Inference Time for Copyright Law
It seems as though the New York Times has developed a sustained interest in suing OpenAI. This long, ongoing case has attracted significant attention both because of the cultural draw of both companies and its call to revisit copyright law in a time when market dominant companies depend on automated text generation built on publicly available but institutionally owned data.
Copyright’s statutory design was built for a world defined by discrete outputs. The concept of copyright inherently presumes a stable distinction between protected and unprotected works, and treats infringement as something that can be detected through comparison. However, large language models complicate the ability to distinguish copying. They are trained on massive volumes of text which they compress into statistical representations, and their outputs arise from probabilistic transformations rather than direct duplication. This makes reproduction harder to identify, as it's rare for transformations to echo copyrighted material verbatim. Given the complexities of large language models, courts have not yet articulated a framework for determining how such training fits within the Copyright Act or whether it can be squared with fair use, and leading cases such as Authors Guild v. Google do not clearly resolve the issue either.
In Authors Guild v. Google, the plaintiffs attempted to force a novel computational process back into the older doctrinal structure regulating copyright. The case involved Google’s creation of a searchable index of millions of scanned books, which required copying entire works but produced only small text snippets to users. The court ultimately held that this transformative use fell within fair use. The Times’s complaint echoes Authors Guild’s: it frames training as direct reproduction and characterizes certain outputs as unauthorized derivatives of Times journalism. This framing represents a decisive shift in the Times’s treatment of technology companies. For years, the organization relied on negotiated licensing and partnerships as its primary tools of governance toward technology companies using their output. In this way, the lawsuit signals a turn toward litigation as a strategy for protecting institutional relevance and preserving the economic viability of professional reporting, as the rise of generative AI weakens the effectiveness of previously cooperative arrangements. Models can extract informational value from Times reporting without generating traffic or licensing revenue, undermining the financial link between journalistic labor and the markets that support it.
OpenAI’s response rests on a fundamentally different theory of data use. The company argues that model training is analogous to reading, research, and indexing, all of which have long been understood as lawful uses of publicly available information. It insists that internal model weights are not stored copies and that the Times is effectively seeking a novel right to control facts, ideas, and statistical inferences drawn from its journalism, none of which copyright has previously protected. OpenAI further contends that the verbatim excerpts highlighted in the complaint were elicited through adversarial prompting rather than ordinary model behavior, framing those examples not as evidence of systemic infringement but as artifacts of manipulation.

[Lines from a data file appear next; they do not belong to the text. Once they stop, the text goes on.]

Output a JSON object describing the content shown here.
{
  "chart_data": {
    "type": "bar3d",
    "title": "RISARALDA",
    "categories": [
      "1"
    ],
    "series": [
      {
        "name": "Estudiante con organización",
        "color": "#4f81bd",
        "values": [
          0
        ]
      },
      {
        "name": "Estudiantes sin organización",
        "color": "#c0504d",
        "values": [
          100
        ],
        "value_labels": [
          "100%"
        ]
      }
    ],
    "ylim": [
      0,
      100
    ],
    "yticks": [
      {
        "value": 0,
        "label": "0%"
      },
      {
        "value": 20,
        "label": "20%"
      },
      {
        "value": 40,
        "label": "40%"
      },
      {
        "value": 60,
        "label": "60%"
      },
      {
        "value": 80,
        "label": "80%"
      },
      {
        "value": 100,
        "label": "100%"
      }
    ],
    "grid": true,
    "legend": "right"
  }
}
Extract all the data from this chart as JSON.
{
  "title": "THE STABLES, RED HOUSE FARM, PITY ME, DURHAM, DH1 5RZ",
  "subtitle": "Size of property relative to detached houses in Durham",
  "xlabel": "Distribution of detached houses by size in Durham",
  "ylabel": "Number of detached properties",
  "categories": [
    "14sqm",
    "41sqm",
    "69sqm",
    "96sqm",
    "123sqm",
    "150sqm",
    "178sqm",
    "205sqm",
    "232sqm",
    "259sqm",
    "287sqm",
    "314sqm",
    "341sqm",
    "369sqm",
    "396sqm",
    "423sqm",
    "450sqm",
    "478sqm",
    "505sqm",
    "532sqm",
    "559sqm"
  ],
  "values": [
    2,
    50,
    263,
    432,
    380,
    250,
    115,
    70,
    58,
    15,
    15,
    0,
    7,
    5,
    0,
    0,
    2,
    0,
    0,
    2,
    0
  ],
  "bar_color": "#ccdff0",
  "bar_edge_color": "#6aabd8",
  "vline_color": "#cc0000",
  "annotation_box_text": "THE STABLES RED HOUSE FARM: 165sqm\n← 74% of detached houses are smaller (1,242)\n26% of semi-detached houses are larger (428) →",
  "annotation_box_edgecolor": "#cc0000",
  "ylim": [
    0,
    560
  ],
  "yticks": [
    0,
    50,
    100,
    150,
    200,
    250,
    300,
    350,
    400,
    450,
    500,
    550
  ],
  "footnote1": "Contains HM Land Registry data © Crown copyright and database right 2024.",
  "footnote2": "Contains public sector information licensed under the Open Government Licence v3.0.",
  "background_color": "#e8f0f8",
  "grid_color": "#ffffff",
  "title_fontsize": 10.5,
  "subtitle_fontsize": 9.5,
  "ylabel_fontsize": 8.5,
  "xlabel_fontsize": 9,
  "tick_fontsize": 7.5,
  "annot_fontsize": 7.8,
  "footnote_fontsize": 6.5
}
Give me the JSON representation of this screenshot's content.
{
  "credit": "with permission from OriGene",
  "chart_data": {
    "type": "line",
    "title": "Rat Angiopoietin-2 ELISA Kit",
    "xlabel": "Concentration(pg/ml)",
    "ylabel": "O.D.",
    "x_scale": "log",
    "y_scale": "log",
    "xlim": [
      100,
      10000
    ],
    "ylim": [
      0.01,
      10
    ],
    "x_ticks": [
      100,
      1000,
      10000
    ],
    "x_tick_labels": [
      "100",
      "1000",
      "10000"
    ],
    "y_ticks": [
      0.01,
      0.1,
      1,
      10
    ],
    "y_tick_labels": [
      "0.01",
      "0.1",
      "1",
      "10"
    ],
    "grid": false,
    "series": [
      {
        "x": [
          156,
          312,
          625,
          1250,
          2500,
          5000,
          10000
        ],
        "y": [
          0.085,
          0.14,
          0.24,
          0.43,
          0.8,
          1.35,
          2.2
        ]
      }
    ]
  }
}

The mere existence of this dispute exposes a structural issue in American information governance. Despite acknowledging that the current statute provides little guidance for assessing AI training, Congress has not updated the Copyright Act to address machine learning implications, and neither the Copyright Office nor the judiciary has developed a coherent framework for evaluating AI training practices at scale. In this vacuum, private actors end up defining the boundaries of lawful data use through litigation. This shifts practical rulemaking power to those with the resources to sue and produces ad hoc standards shaped by litigants’ interests, which in turn leaves courts improvising de facto copyright rules case by case.
The Times’s case is the most visible recent attempt to import longstanding copyright theory into the AI domain, but it also highlights the limits of the existing theory. The statute was not designed to regulate nor could it have anticipated the effects of learning systems that extract patterns rather than merely store copies.
Extending beyond the realm of copyright statute, this case tests how far the Copyright Clause can be stretched to govern forms of information processing that do not fit traditional models of reproduction. Asking courts to resolve these novel questions raises issues of institutional competence, since expanding copyright doctrine to cover machine learning risks generating de facto constitutional rules without congressional guidance. These constitutional stakes have consequences far beyond the litigants, shaping the legal boundaries for news organizations, AI developers, researchers, and platforms as they navigate uncertain rules governing data use and model training.
Courts may attempt to adapt existing doctrine to accommodate learning systems, or they may signal that Congress must establish a new statutory framework tailored to AI. Either way, this case reveals that the existing copyright regime cannot sustain modern technologies. Judicial improvisation will produce only legal uncertainty and ad hoc policy, leaving fundamental questions of information governance to whichever party can afford the most expensive lawyers. Congress must provide a statutory framework designed for systems that learn rather than copy, or resign itself to regulating technologies that are here to stay through case-by-case improvisation.